Samotnik z Berlina
Aleksander Brückner: samotnik z Berlina. Dzieje największego polskiego filologa
Nazwisko Brückner kojarzy się przede wszystkim ze słownikiem etymologicznym z 1927 r., najchętniej do dziś używanym, bo dopiero po 80 latach doczekaliśmy się nowego pełnego słownika. Ze szkoły możemy pamiętać, że to Brückner odkrył najstarszy zabytek polszczyzny prozą: „Kazania świętokrzyskie” (z XIII lub XIV w.). Szerszej publiczności znana jest jeszcze „Encyklopedia staropolska”, „Historia kultury polskiej”, filologom – wydania wielu tekstów staropolskich.
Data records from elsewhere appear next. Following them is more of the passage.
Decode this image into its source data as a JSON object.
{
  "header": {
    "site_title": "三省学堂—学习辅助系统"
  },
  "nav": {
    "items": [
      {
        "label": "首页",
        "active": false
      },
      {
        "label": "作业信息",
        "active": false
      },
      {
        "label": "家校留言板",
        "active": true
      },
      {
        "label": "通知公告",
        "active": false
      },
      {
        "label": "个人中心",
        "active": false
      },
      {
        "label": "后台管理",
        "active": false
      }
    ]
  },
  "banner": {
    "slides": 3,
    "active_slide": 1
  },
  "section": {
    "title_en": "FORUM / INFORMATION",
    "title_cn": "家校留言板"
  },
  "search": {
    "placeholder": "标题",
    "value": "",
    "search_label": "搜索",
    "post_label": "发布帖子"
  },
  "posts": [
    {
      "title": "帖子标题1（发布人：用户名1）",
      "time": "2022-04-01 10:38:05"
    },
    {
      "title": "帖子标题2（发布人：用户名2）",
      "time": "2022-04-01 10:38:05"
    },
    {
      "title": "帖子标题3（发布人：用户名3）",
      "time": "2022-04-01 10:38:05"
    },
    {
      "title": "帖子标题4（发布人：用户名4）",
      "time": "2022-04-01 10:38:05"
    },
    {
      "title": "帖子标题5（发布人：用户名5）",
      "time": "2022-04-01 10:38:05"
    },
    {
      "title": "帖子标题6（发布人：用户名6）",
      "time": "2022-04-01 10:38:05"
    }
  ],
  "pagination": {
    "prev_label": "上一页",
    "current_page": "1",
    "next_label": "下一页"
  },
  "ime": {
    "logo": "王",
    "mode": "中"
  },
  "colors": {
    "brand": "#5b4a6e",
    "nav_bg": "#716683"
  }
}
Jednak lista publikacji Brücknera obejmuje prawie 2 tys. tekstów, co czyni go najpłodniejszym polskim uczonym.
Wolał bibliotekę
Urodzony w Tarnopolu w 1856 r., kształcił się we Lwowie, w wieku 25 lat został powołany na stanowisko profesora języków i literatur słowiańskich na Uniwersytecie Fryderyka Wilhelma (dziś Humboldtów) w Berlinie, wcześniej doktoryzował się w Wiedniu (w wieku lat 20!) i habilitował w Lipsku. W Berlinie pozostał do śmierci w 1939 r. Najważniejsze książki stworzył już na emeryturze (od 1924 r.), a Kazania odkrył w bibliotece w Petersburgu w czasie jedynego urlopu akademickiego. Na szczęście zauważył paski zapisanego pergaminu w oprawie późniejszego łacińskiego kodeksu.
Nie czuł się dobrze na uczelni, wolał bibliotekę. Był ostatnim profesorem berlińskiej slawistyki bez pomocników i asystentów, sam prowadził wykłady na temat różnych języków i literatur słowiańskich. Nie miał wielu słuchaczy (byli to głównie berlińscy Polacy), nie wykształcił doktorów, według świadectw współczesnych na uczelni schodził z drogi niemieckim kolegom. Utrzymywał za to żywe kontakty z uczonymi i z ludźmi pióra w Polsce, najbliższe z Ignacym Chrzanowskim (autorem „Historii literatury niepodległej Polski”) i Stanisławem Kotem (politykiem i filologiem), ale rozumiał się dobrze np.